It is a block diagram of the electric power system of the electric vehicle containing the power converter device of an Example. It is a top view of a power converter. It is a perspective view of a semiconductor module. It is a perspective view of an attachment. It is a perspective view of the semiconductor module which attached the attachment. It is a perspective view of the semiconductor module which attaches the attachment of a modification. It is a perspective view of the attachment of a modification. It is a perspective view of the semiconductor module which attached the attachment of the modification. It is sectional drawing of the attachment attached to the semiconductor module.

  A power converter 2 according to an embodiment will be described with reference to the drawings. The power conversion device 2 according to the embodiment is mounted on the electric vehicle 100. FIG. 1 shows a block diagram of a power system of an electric vehicle 100 including the power conversion device 2. The power conversion device 2 boosts the DC power of the battery 11 and converts it into AC, and supplies AC power to the two traveling motors 19a and 19b. The power conversion apparatus 2 includes a bidirectional voltage converter circuit 17 and two inverter circuits 18a and 18b. The bidirectional voltage converter circuit 17 includes a filter capacitor 12, a reactor 13, two switching elements 14a and 14b, two diodes 15a and 15b, a snubber capacitor 5, and a snubber resistor 6. The bidirectional voltage converter circuit 17 boosts the voltage of power supplied from the battery 11 and outputs the boosted voltage to the inverter circuits 18a and 18b, and power supplied from the inverter circuits 18a and 18b ( A step-down function is provided that steps down the voltage of the regenerative power generated by the motors 19a and 19b and outputs the voltage to the battery 11 side.
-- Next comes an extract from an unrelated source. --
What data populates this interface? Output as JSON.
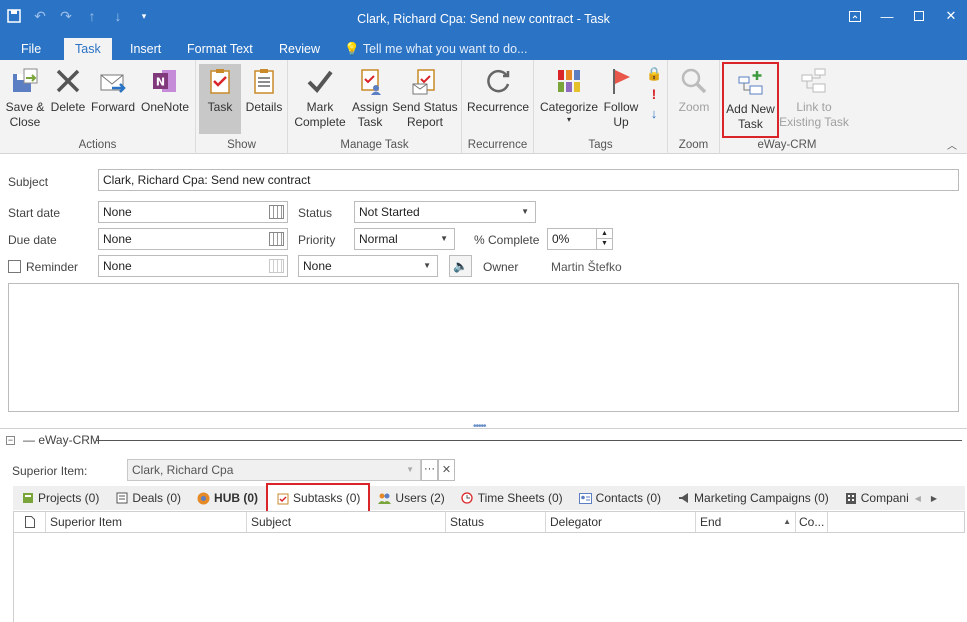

Since the circuit configuration and operation of the bidirectional voltage converter circuit 17 shown in FIG. 1 are well known, detailed description thereof will be omitted.

  In the bidirectional voltage converter circuit 17, two switching elements 14a and 14b are connected in series, and a snubber capacitor 5 and a snubber resistor 6 are connected in series between a high potential side and a low potential side of the series circuit. Has been. A series circuit of the snubber capacitor 5 and the snubber resistor 6 is a snubber circuit 9. The snubber circuit 9 is provided to reduce noise accompanying switching operations of the switching elements 14a and 14b and to reduce ringing. A broken line rectangle indicated by reference numeral 3a shown in FIG. 1 means a semiconductor module described later. The semiconductor module 3a is a package in which two switching elements 14a and 14b are connected in series and diodes 15a and 15b connected in antiparallel to each of the switching elements 14a and 14b are sealed. Moreover, the broken-line rectangle which the code | symbol 4 shows in FIG. 1 means the attachment 4 mentioned later. The attachment 4 is a package with a built-in snubber circuit 9.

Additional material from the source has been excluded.